Moscow police say 3,000 some 5,000 have turned out; protest organizers say up to 40,000. An AP journalist on the scene estimates "at least 10,000."
Hundreds of demonstrators marched in Dnipropetrovsk on September 21 to protest against the separatist conflict in the country's east. Dnipropetrovsk, Ukraine's third-largest city, is within close reach of the regions controlled by pro-Russian separatists. The demonstration took place as other major peace protests were under way in Moscow, St. Petersburg, and elsewhere in Russia and Ukraine. (RFE/RL's Ukrainian Service)
"I demand Russian troops leave Ukraine! -- Russian citizen"
Our Moscow correspondent, Tom Balmforth, who is on the scene, speaks to Daria Nikolaeva, a 55-year old Russian teacher.
"I'm not only against us sending our troops to Ukraine," she says. "I'm against us interfering whatsoever in the matters of other sovereign states. Crimea set a precedent."
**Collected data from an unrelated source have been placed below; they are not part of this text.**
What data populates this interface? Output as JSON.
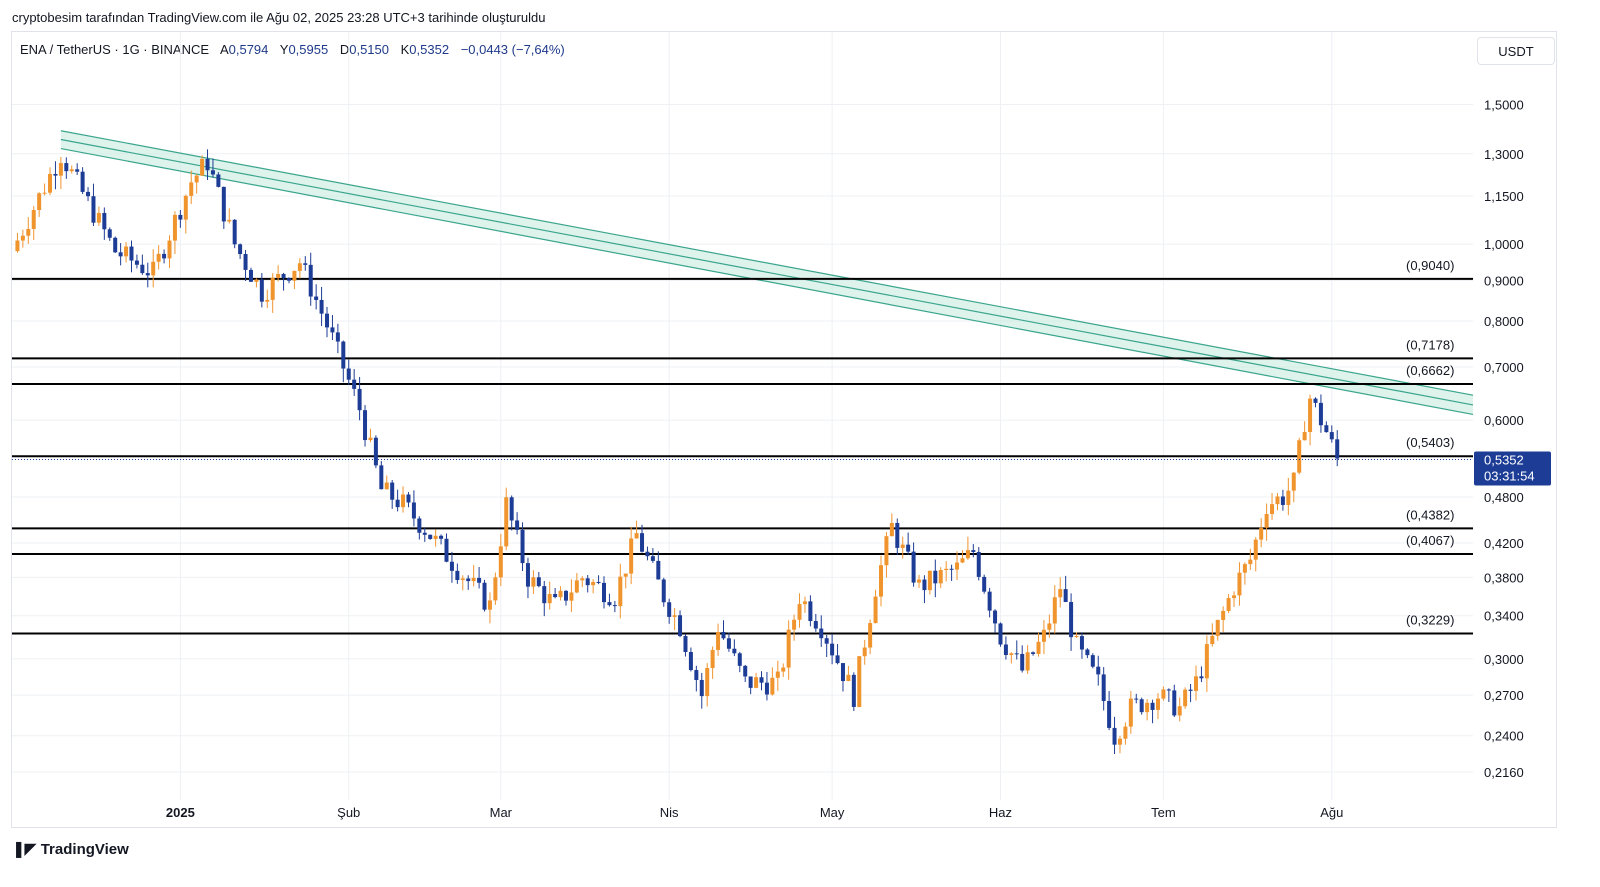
{
  "header": {
    "caption": "cryptobesim tarafından TradingView.com ile Ağu 02, 2025 23:28 UTC+3 tarihinde oluşturuldu"
  },
  "legend": {
    "symbol": "ENA / TetherUS · 1G · BINANCE",
    "open_label": "A",
    "open_value": "0,5794",
    "high_label": "Y",
    "high_value": "0,5955",
    "low_label": "D",
    "low_value": "0,5150",
    "close_label": "K",
    "close_value": "0,5352",
    "change": "−0,0443 (−7,64%)"
  },
  "currency_button": "USDT",
  "brand": {
    "name": "TradingView"
  },
  "colors": {
    "up": "#f0942e",
    "down": "#1d3c95",
    "channel_stroke": "#3aa58c",
    "channel_fill": "#cfeee4",
    "level_line": "#000000",
    "price_label_bg": "#1d3c95",
    "grid": "#eef0f4"
  },
  "chart_data": {
    "type": "candlestick",
    "scale": "log",
    "ylim": [
      0.205,
      1.62
    ],
    "y_ticks": [
      {
        "value": 1.5,
        "label": "1,5000"
      },
      {
        "value": 1.3,
        "label": "1,3000"
      },
      {
        "value": 1.15,
        "label": "1,1500"
      },
      {
        "value": 1.0,
        "label": "1,0000"
      },
      {
        "value": 0.9,
        "label": "0,9000"
      },
      {
        "value": 0.8,
        "label": "0,8000"
      },
      {
        "value": 0.7,
        "label": "0,7000"
      },
      {
        "value": 0.6,
        "label": "0,6000"
      },
      {
        "value": 0.48,
        "label": "0,4800"
      },
      {
        "value": 0.42,
        "label": "0,4200"
      },
      {
        "value": 0.38,
        "label": "0,3800"
      },
      {
        "value": 0.34,
        "label": "0,3400"
      },
      {
        "value": 0.3,
        "label": "0,3000"
      },
      {
        "value": 0.27,
        "label": "0,2700"
      },
      {
        "value": 0.24,
        "label": "0,2400"
      },
      {
        "value": 0.216,
        "label": "0,2160"
      }
    ],
    "x_ticks": [
      {
        "date": "2025-01-01",
        "label": "2025",
        "bold": true
      },
      {
        "date": "2025-02-01",
        "label": "Şub"
      },
      {
        "date": "2025-03-01",
        "label": "Mar"
      },
      {
        "date": "2025-04-01",
        "label": "Nis"
      },
      {
        "date": "2025-05-01",
        "label": "May"
      },
      {
        "date": "2025-06-01",
        "label": "Haz"
      },
      {
        "date": "2025-07-01",
        "label": "Tem"
      },
      {
        "date": "2025-08-01",
        "label": "Ağu"
      }
    ],
    "xlim": [
      "2024-12-01",
      "2025-08-27"
    ],
    "levels": [
      {
        "value": 0.904,
        "label": "(0,9040)"
      },
      {
        "value": 0.7178,
        "label": "(0,7178)"
      },
      {
        "value": 0.6662,
        "label": "(0,6662)"
      },
      {
        "value": 0.5403,
        "label": "(0,5403)"
      },
      {
        "value": 0.4382,
        "label": "(0,4382)"
      },
      {
        "value": 0.4067,
        "label": "(0,4067)"
      },
      {
        "value": 0.3229,
        "label": "(0,3229)"
      }
    ],
    "last_price": {
      "value": 0.5352,
      "label": "0,5352",
      "countdown": "03:31:54"
    },
    "channel": {
      "start_date": "2024-12-10",
      "end_date": "2025-08-27",
      "upper": [
        1.39,
        0.645
      ],
      "middle": [
        1.355,
        0.627
      ],
      "lower": [
        1.32,
        0.61
      ]
    },
    "anchor_points": [
      [
        "2024-12-01",
        0.98
      ],
      [
        "2024-12-10",
        1.3
      ],
      [
        "2024-12-14",
        1.16
      ],
      [
        "2024-12-20",
        0.98
      ],
      [
        "2024-12-27",
        0.92
      ],
      [
        "2025-01-03",
        1.2
      ],
      [
        "2025-01-06",
        1.27
      ],
      [
        "2025-01-11",
        1.0
      ],
      [
        "2025-01-16",
        0.87
      ],
      [
        "2025-01-23",
        0.95
      ],
      [
        "2025-01-28",
        0.79
      ],
      [
        "2025-02-03",
        0.62
      ],
      [
        "2025-02-07",
        0.49
      ],
      [
        "2025-02-11",
        0.47
      ],
      [
        "2025-02-16",
        0.43
      ],
      [
        "2025-02-21",
        0.39
      ],
      [
        "2025-02-27",
        0.35
      ],
      [
        "2025-03-02",
        0.47
      ],
      [
        "2025-03-06",
        0.38
      ],
      [
        "2025-03-11",
        0.35
      ],
      [
        "2025-03-16",
        0.38
      ],
      [
        "2025-03-22",
        0.36
      ],
      [
        "2025-03-26",
        0.43
      ],
      [
        "2025-03-31",
        0.36
      ],
      [
        "2025-04-03",
        0.33
      ],
      [
        "2025-04-07",
        0.27
      ],
      [
        "2025-04-10",
        0.33
      ],
      [
        "2025-04-15",
        0.28
      ],
      [
        "2025-04-21",
        0.28
      ],
      [
        "2025-04-25",
        0.36
      ],
      [
        "2025-04-29",
        0.33
      ],
      [
        "2025-05-05",
        0.27
      ],
      [
        "2025-05-09",
        0.37
      ],
      [
        "2025-05-12",
        0.44
      ],
      [
        "2025-05-17",
        0.37
      ],
      [
        "2025-05-24",
        0.39
      ],
      [
        "2025-05-27",
        0.41
      ],
      [
        "2025-06-01",
        0.32
      ],
      [
        "2025-06-05",
        0.29
      ],
      [
        "2025-06-09",
        0.32
      ],
      [
        "2025-06-12",
        0.37
      ],
      [
        "2025-06-15",
        0.31
      ],
      [
        "2025-06-19",
        0.28
      ],
      [
        "2025-06-22",
        0.24
      ],
      [
        "2025-06-25",
        0.26
      ],
      [
        "2025-06-30",
        0.27
      ],
      [
        "2025-07-04",
        0.26
      ],
      [
        "2025-07-07",
        0.28
      ],
      [
        "2025-07-11",
        0.33
      ],
      [
        "2025-07-14",
        0.37
      ],
      [
        "2025-07-17",
        0.4
      ],
      [
        "2025-07-20",
        0.47
      ],
      [
        "2025-07-23",
        0.48
      ],
      [
        "2025-07-25",
        0.5
      ],
      [
        "2025-07-27",
        0.6
      ],
      [
        "2025-07-28",
        0.64
      ],
      [
        "2025-07-30",
        0.6
      ],
      [
        "2025-07-31",
        0.58
      ],
      [
        "2025-08-02",
        0.535
      ]
    ]
  }
}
The antiwar demonstration was organized by liberal parties, but there appears to be some participation by Russian nationalists.
A good long-read about the split in the Russian far-right over Ukraine here.
Photojournalist Evgeny Feldman reports from Moscow: "From one side of the police line protesters shout 'Putin theif!' From the other, 'Crimea is ours.'"
A reminder that our Russian Service is offering live video coverage of the antiwar march in Moscow, which is officially beginning now.